For one thing, this method only tests the foundation model, its current state, and its prompts and integrations. It doesn’t test the business case. Second, there’s no clear definition of success; since the company didn’t begin with the intention to deploy and didn’t identify the particular risks it needed to mitigate in order to get there, the result of the proof of concept can only be “That’s really cool!” Third, the proof of concept doesn’t systematically mitigate the risks that will be raised as concerns when it’s time to deploy. And fourth, the resources aren’t in place to get it to production: a business case will later have to be made to obtain them. At best the prototype has shown that an application can do something relevant in a use case; but that is a far cry from proving out a business case.
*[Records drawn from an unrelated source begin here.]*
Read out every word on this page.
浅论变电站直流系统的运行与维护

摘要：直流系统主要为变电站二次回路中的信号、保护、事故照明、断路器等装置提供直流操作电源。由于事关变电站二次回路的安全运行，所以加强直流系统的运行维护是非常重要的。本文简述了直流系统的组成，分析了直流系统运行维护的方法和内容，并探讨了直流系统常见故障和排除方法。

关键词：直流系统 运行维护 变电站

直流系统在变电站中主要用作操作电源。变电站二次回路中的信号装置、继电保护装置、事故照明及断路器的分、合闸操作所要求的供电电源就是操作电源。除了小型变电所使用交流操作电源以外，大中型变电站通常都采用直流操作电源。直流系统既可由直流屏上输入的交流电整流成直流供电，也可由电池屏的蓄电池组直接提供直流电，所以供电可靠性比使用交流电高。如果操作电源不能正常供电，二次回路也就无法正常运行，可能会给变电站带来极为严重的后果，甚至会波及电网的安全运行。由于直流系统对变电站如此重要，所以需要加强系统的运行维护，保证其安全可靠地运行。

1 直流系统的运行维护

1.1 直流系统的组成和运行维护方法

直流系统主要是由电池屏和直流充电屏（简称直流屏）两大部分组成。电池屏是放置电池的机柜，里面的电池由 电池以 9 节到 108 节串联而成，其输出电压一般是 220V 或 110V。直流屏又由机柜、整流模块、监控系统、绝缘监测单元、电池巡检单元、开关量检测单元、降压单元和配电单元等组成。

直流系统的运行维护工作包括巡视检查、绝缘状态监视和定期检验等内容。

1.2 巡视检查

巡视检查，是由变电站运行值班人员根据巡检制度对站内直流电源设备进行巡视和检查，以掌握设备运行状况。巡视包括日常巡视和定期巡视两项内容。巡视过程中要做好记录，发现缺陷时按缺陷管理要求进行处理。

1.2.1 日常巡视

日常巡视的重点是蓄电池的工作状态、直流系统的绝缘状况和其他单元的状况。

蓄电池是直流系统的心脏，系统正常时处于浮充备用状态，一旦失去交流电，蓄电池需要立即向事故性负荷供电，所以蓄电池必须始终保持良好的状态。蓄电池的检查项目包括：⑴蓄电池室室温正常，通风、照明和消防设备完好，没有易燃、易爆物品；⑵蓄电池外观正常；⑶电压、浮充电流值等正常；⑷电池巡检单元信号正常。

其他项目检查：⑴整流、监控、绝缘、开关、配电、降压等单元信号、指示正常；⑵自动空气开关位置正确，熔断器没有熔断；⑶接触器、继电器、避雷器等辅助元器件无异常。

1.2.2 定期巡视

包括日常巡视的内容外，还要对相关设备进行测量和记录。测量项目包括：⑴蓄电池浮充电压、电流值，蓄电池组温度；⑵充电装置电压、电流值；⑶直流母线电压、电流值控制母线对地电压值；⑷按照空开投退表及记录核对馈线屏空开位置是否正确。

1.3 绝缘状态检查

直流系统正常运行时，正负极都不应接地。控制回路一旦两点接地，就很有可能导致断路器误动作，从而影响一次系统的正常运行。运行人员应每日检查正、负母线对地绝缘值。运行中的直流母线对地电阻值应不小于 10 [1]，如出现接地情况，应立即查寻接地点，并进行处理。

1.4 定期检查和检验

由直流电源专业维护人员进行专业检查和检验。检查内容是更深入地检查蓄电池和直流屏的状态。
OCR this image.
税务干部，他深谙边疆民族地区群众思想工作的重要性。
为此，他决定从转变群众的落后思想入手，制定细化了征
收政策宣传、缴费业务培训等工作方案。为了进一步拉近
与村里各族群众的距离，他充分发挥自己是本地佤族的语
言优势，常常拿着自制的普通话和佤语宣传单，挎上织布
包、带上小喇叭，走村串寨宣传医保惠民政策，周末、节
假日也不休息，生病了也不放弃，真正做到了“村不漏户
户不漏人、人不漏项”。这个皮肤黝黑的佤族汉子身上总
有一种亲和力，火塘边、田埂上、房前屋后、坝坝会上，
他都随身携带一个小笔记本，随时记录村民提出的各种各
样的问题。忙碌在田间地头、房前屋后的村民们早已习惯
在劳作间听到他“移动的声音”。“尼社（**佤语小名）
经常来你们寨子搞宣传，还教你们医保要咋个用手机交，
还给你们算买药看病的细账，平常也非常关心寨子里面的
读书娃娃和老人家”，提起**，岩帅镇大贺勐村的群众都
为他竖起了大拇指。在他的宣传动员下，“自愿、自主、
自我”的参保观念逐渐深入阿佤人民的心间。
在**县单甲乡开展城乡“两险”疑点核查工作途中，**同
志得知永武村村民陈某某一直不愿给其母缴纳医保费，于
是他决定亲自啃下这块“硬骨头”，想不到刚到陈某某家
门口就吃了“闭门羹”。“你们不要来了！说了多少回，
Now that we’ve all had a chance to play with generative AI and conduct experiments to learn more, it’s time to focus on getting value from it. As with other technologies we’ve deployed in the past, that’s a matter of finding important business objectives that can be met with it, outlining a business case, managing risks, securing resources, and going to production. It’s not a matter of experimenting with use cases; it’s a matter of designing a solution to a business problem that matters and moving toward solving it. That mental model leads naturally to production.
On the way you’ll realize that production-grade generative AI applications require production-grade security, privacy protection, compliance, agility, cost management, operational support, and resilience. Most generative AI applications need to be integrated with other enterprise applications, connected to enterprise data sources, and controlled by enterprise guardrails.
A true proof of concept (as opposed to a learning experiment) includes a path to deployment with all enterprise features. You’ll want to add to the proof of concept, test it in real-world situations, apply your enterprise security model, and do all the other things we do and have always done in enterprise IT.
This aligns with AWS’s vision for generative AI (and classical machine learning and future technologies). What matters is how a technology can help AWS customers accomplish business, mission, or social objectives—not the technology itself. We design and build our AI tools from the ground up to meet our exacting standards for security and reliability and to fit within existing enterprise frameworks for compliance, guardrails, operability, and data management. They are designed for agility: for example, Amazon Bedrock offers access to many foundation models through a single API, making it easy to take advantage of new ones as they evolve. Anthropic’s Claude 3, the most successful model today by industry benchmarks, is available through that API, as are other models that offer different tradeoffs on price, speed, and accuracy. AWS has always envisioned generative AI taking its place in the enterprise’s broader technology estate.
If you’re serious about using generative AI to meet a known and important business objective, think of it as functionality that is on a path to production and value creation. Proofs of concept are an important way to manage risks and validate your business case—not your case for the technology itself but for the business functionality you create with it.
You will never reduce your risks to zero because there are always risks to deploying something new (even, as I said before, human employees). But you can work to mitigate these risks to an acceptable level and operate within the guardrails of responsible AI. AWS has done the heavy lifting to help you mitigate risks: it is architected to be the world’s most secure and reliable infrastructure. The risk management framework you use for your other IT systems carries forward into the new generative AI applications you deploy. The path to production is open.